Southern Connecticut State University is facing a large reduction in the budget, with efforts being taken to minimize how it will affect the university’s ability to provide the desired quality of education.
A total of $3,467,837 will be cut as a result of the states reduction of public university funding, according to Executive Vice President James Blake.
In order to save money, Blake said a “hiring freeze” was implemented on full-time employees. There were 27 positions at Southern, including nine for faculty, that had already been funded and were subsequently left vacant.
The vacancies meant that no one currently employed was affected, Blake said.
“Nobody got fired, these positions were open.”
The impact on the faculty can, in turn, impact students with the class cancellations that occurred, Blake said. Most were under enrolled and offered at a different time, but rescheduling is still an inconvenience.
Anthony Moyer, a sociology major, said he had one of his core classes during summer 2012 cancelled due to lack of enrollment. He was able to take the social statistics course the following fall, but the time of the class “screwed up” the schedule he had already prepared for the semester.
In the English department, Shea, who serves as Chairman, said that no courses had to be cut although the fewer number of adjuncts sometimes means that a course might only be offered once a year, instead of once a semester.
“We are trying to adjust the class schedule to offer students the same opportunities with less,” Shea said.
He went on to say that overfilling classes is not the best solution to the faculty issue caused by the budget reduction.
“It is quality versus quantity,” Shea said. “When a class is overfilled, the students are getting a slightly less better education.”

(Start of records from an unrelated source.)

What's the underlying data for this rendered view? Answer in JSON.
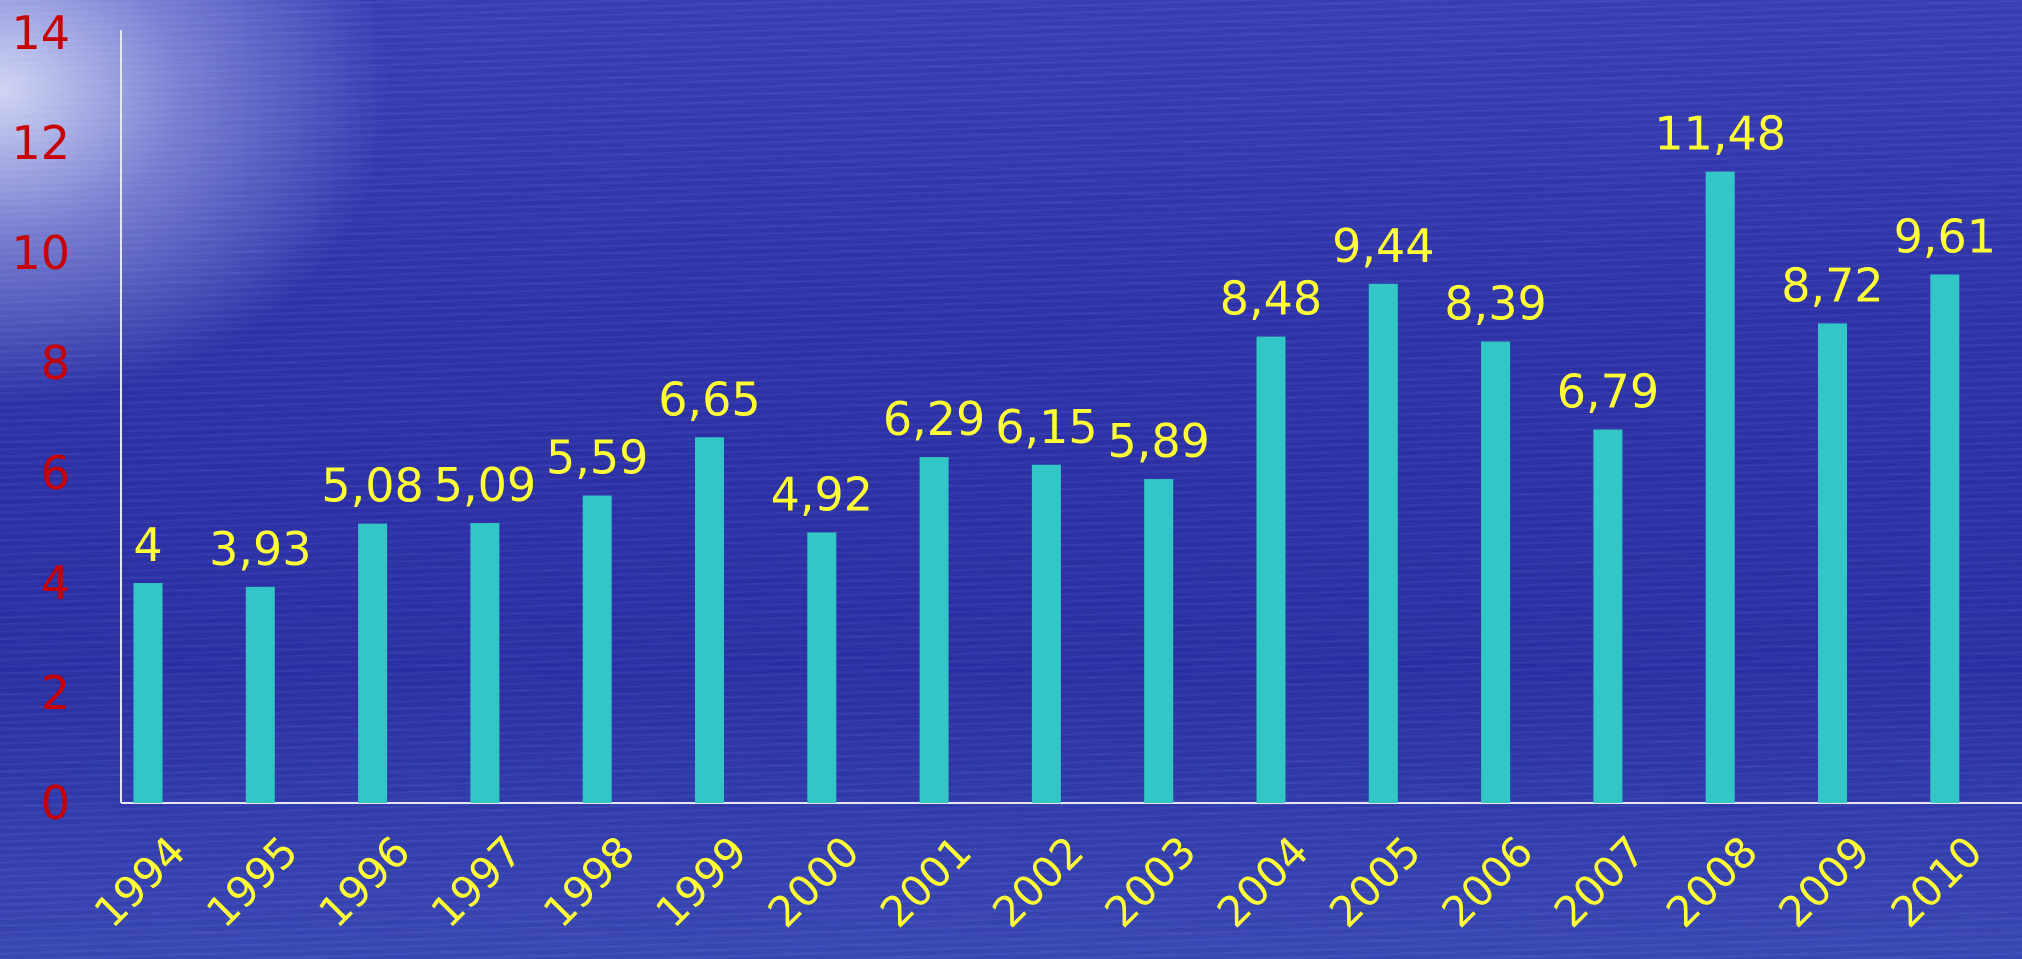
{
  "chart_data": {
    "type": "bar",
    "categories": [
      "1994",
      "1995",
      "1996",
      "1997",
      "1998",
      "1999",
      "2000",
      "2001",
      "2002",
      "2003",
      "2004",
      "2005",
      "2006",
      "2007",
      "2008",
      "2009",
      "2010"
    ],
    "values": [
      4,
      3.93,
      5.08,
      5.09,
      5.59,
      6.65,
      4.92,
      6.29,
      6.15,
      5.89,
      8.48,
      9.44,
      8.39,
      6.79,
      11.48,
      8.72,
      9.61
    ],
    "value_labels": [
      "4",
      "3,93",
      "5,08",
      "5,09",
      "5,59",
      "6,65",
      "4,92",
      "6,29",
      "6,15",
      "5,89",
      "8,48",
      "9,44",
      "8,39",
      "6,79",
      "11,48",
      "8,72",
      "9,61"
    ],
    "y_ticks": [
      "0",
      "2",
      "4",
      "6",
      "8",
      "10",
      "12",
      "14"
    ],
    "ylim": [
      0,
      14
    ],
    "title": "",
    "xlabel": "",
    "ylabel": "",
    "grid": false,
    "colors": {
      "bar": "#33c6c6",
      "value_label": "#ffff33",
      "x_tick_label": "#ffff33",
      "y_tick_label": "#c80000",
      "axis": "#e6e6f0"
    }
  }
}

Students who receive financial aid under the Connecticut Aid to Public Schools program had $509,000 reduced by the state, Blake said. Around 250 students who are in economic need would have been affected, Blake said, but Southern made up for the loss by using its own money.

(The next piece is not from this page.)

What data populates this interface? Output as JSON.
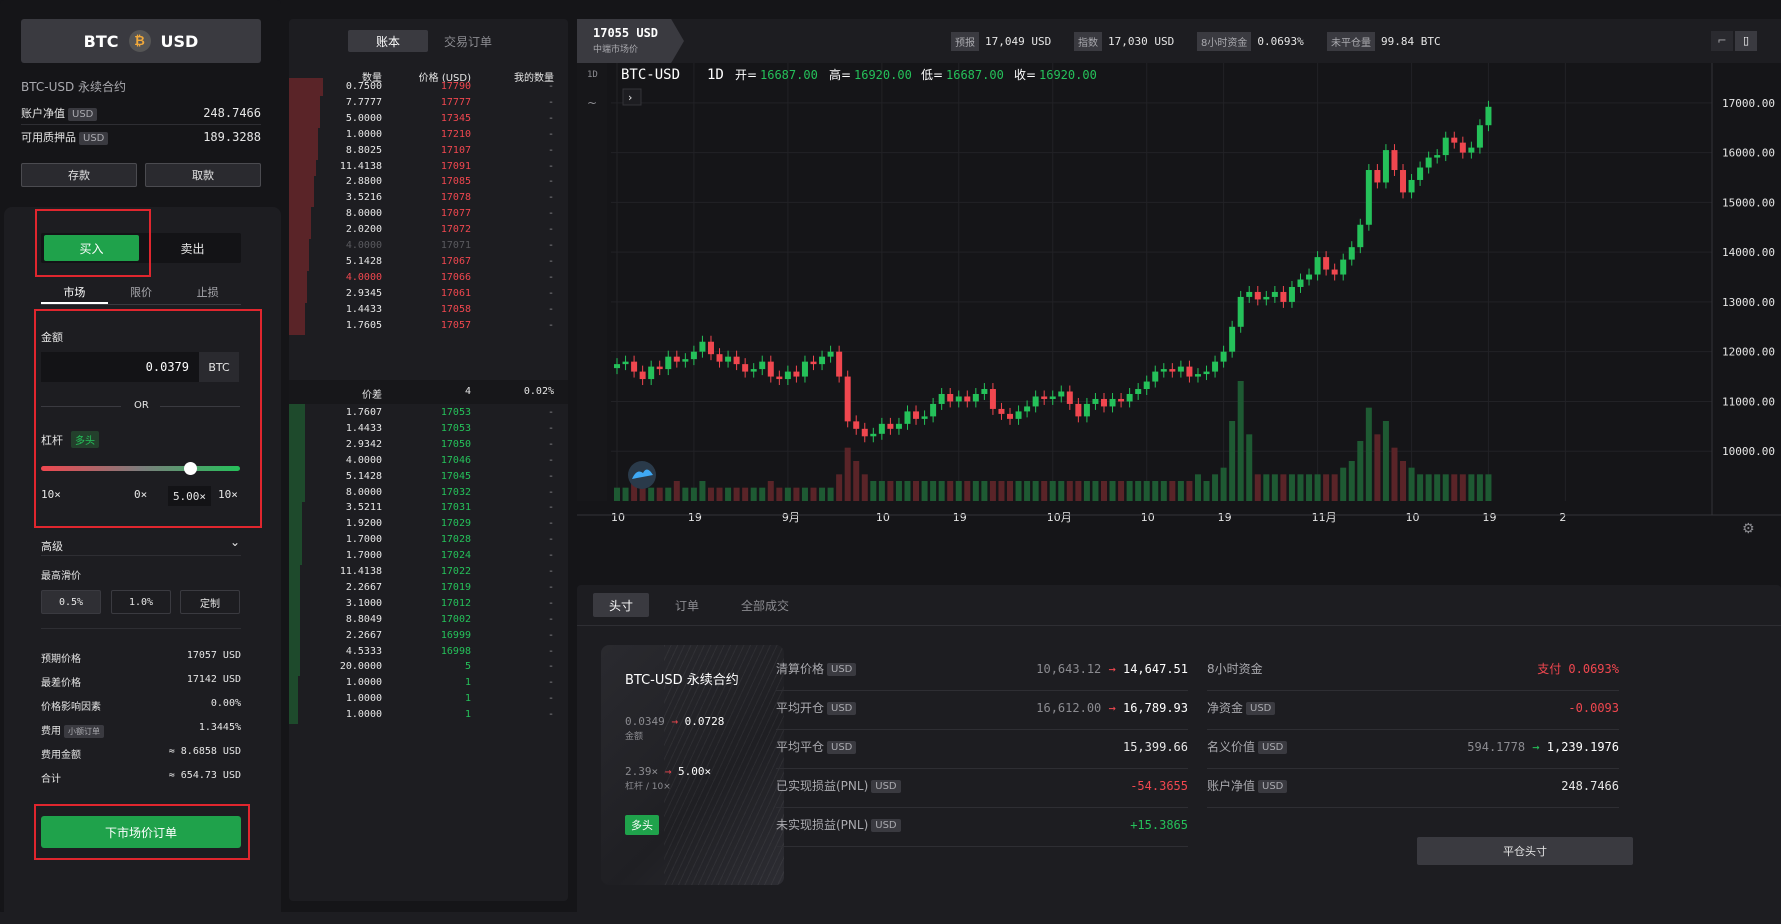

Though no notification has come down yet, Blake said he also expects a reduction in Pell grants from the federal level in the future.
Adding problems to the reduced state funding is the decrease in enrollments, since tuition is a source of funding.

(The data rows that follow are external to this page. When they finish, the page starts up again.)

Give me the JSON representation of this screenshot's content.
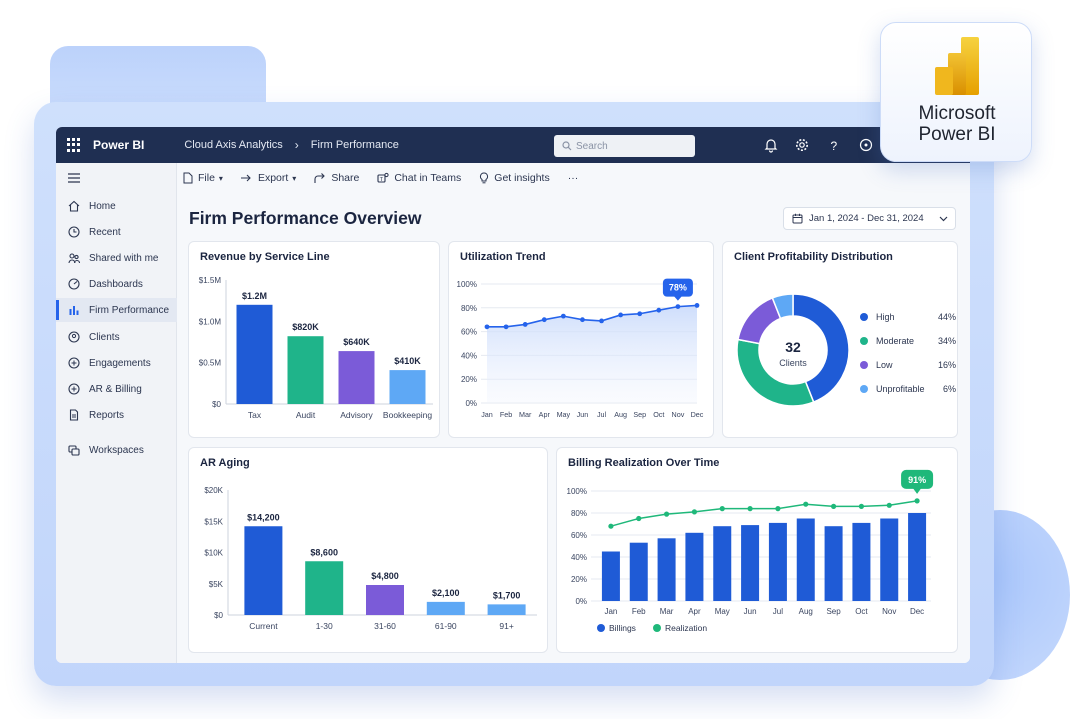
{
  "app": {
    "name": "Power BI",
    "breadcrumb": [
      "Cloud Axis Analytics",
      "Firm Performance"
    ],
    "search_placeholder": "Search"
  },
  "logo": {
    "line1": "Microsoft",
    "line2": "Power BI"
  },
  "sidebar": {
    "items": [
      {
        "label": "Home",
        "icon": "home-icon"
      },
      {
        "label": "Recent",
        "icon": "clock-icon"
      },
      {
        "label": "Shared with me",
        "icon": "share-people-icon"
      },
      {
        "label": "Dashboards",
        "icon": "dashboard-icon"
      },
      {
        "label": "Firm Performance",
        "icon": "bar-chart-icon",
        "active": true
      },
      {
        "label": "Clients",
        "icon": "clients-icon"
      },
      {
        "label": "Engagements",
        "icon": "engagements-icon"
      },
      {
        "label": "AR & Billing",
        "icon": "billing-icon"
      },
      {
        "label": "Reports",
        "icon": "report-icon"
      },
      {
        "label": "Workspaces",
        "icon": "workspaces-icon"
      }
    ]
  },
  "toolbar": {
    "file": "File",
    "export": "Export",
    "share": "Share",
    "chat": "Chat in Teams",
    "insights": "Get insights",
    "more": "···"
  },
  "page": {
    "title": "Firm Performance Overview",
    "date_range": "Jan 1, 2024 - Dec 31, 2024"
  },
  "colors": {
    "blue": "#1f5bd6",
    "green": "#1fb48a",
    "purple": "#7b5bd8",
    "light_blue": "#5ea8f5",
    "accent": "#2563eb",
    "realization": "#1fb87a"
  },
  "chart_data": [
    {
      "id": "revenue",
      "type": "bar",
      "title": "Revenue by Service Line",
      "categories": [
        "Tax",
        "Audit",
        "Advisory",
        "Bookkeeping"
      ],
      "values": [
        1.2,
        0.82,
        0.64,
        0.41
      ],
      "data_labels": [
        "$1.2M",
        "$820K",
        "$640K",
        "$410K"
      ],
      "yticks": [
        "$0",
        "$0.5M",
        "$1.0M",
        "$1.5M"
      ],
      "ylim": [
        0,
        1.5
      ],
      "colors": [
        "#1f5bd6",
        "#1fb48a",
        "#7b5bd8",
        "#5ea8f5"
      ]
    },
    {
      "id": "utilization",
      "type": "line",
      "title": "Utilization Trend",
      "categories": [
        "Jan",
        "Feb",
        "Mar",
        "Apr",
        "May",
        "Jun",
        "Jul",
        "Aug",
        "Sep",
        "Oct",
        "Nov",
        "Dec"
      ],
      "values": [
        64,
        64,
        66,
        70,
        73,
        70,
        69,
        74,
        75,
        78,
        81,
        82
      ],
      "callout": "78%",
      "yticks": [
        "0%",
        "20%",
        "40%",
        "60%",
        "80%",
        "100%"
      ],
      "ylim": [
        0,
        100
      ]
    },
    {
      "id": "profitability",
      "type": "pie",
      "title": "Client Profitability Distribution",
      "center_value": "32",
      "center_label": "Clients",
      "slices": [
        {
          "label": "High",
          "value": 44,
          "pct": "44%",
          "color": "#1f5bd6"
        },
        {
          "label": "Moderate",
          "value": 34,
          "pct": "34%",
          "color": "#1fb48a"
        },
        {
          "label": "Low",
          "value": 16,
          "pct": "16%",
          "color": "#7b5bd8"
        },
        {
          "label": "Unprofitable",
          "value": 6,
          "pct": "6%",
          "color": "#5ea8f5"
        }
      ]
    },
    {
      "id": "ar-aging",
      "type": "bar",
      "title": "AR Aging",
      "categories": [
        "Current",
        "1-30",
        "31-60",
        "61-90",
        "91+"
      ],
      "values": [
        14200,
        8600,
        4800,
        2100,
        1700
      ],
      "data_labels": [
        "$14,200",
        "$8,600",
        "$4,800",
        "$2,100",
        "$1,700"
      ],
      "yticks": [
        "$0",
        "$5K",
        "$10K",
        "$15K",
        "$20K"
      ],
      "ylim": [
        0,
        20000
      ],
      "colors": [
        "#1f5bd6",
        "#1fb48a",
        "#7b5bd8",
        "#5ea8f5",
        "#5ea8f5"
      ]
    },
    {
      "id": "billing",
      "type": "bar",
      "title": "Billing Realization Over Time",
      "categories": [
        "Jan",
        "Feb",
        "Mar",
        "Apr",
        "May",
        "Jun",
        "Jul",
        "Aug",
        "Sep",
        "Oct",
        "Nov",
        "Dec"
      ],
      "series": [
        {
          "name": "Billings",
          "type": "bar",
          "values": [
            45,
            53,
            57,
            62,
            68,
            69,
            71,
            75,
            68,
            71,
            75,
            80
          ],
          "color": "#1f5bd6"
        },
        {
          "name": "Realization",
          "type": "line",
          "values": [
            68,
            75,
            79,
            81,
            84,
            84,
            84,
            88,
            86,
            86,
            87,
            91
          ],
          "color": "#1fb87a"
        }
      ],
      "callout": "91%",
      "yticks": [
        "0%",
        "20%",
        "40%",
        "60%",
        "80%",
        "100%"
      ],
      "ylim": [
        0,
        100
      ],
      "legend": "bottom-left"
    }
  ]
}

“The decline is significant, especially in the graduate department,” Blake said.
The budget update for fiscal year 2012, that is available on Southern’s website as a slide presentation, highlights the facts in numbers. Enrollment for the fall of 2010 was 11,964, which includes both undergraduate and graduate students whether full or part time. The goal for the fall of 2011 was set at 12,203; the actual enrollment was 670 students short at 11,533. As a result there was a negative impact on funds in the amount of $1,787,237 for fiscal year 2012.
The final slide of the presentation also contains a warning, “The current path that Southern is following…will not sustain Southern as the university we know today.”
Blake said he assumes that the rescission will carry forward to next year, so he and his co-workers have to manage the budget closely in order for the impact to be minimized.
“We are doing a great job of keeping the campus safe, clean, and healthy with the resources we have,” Blake said.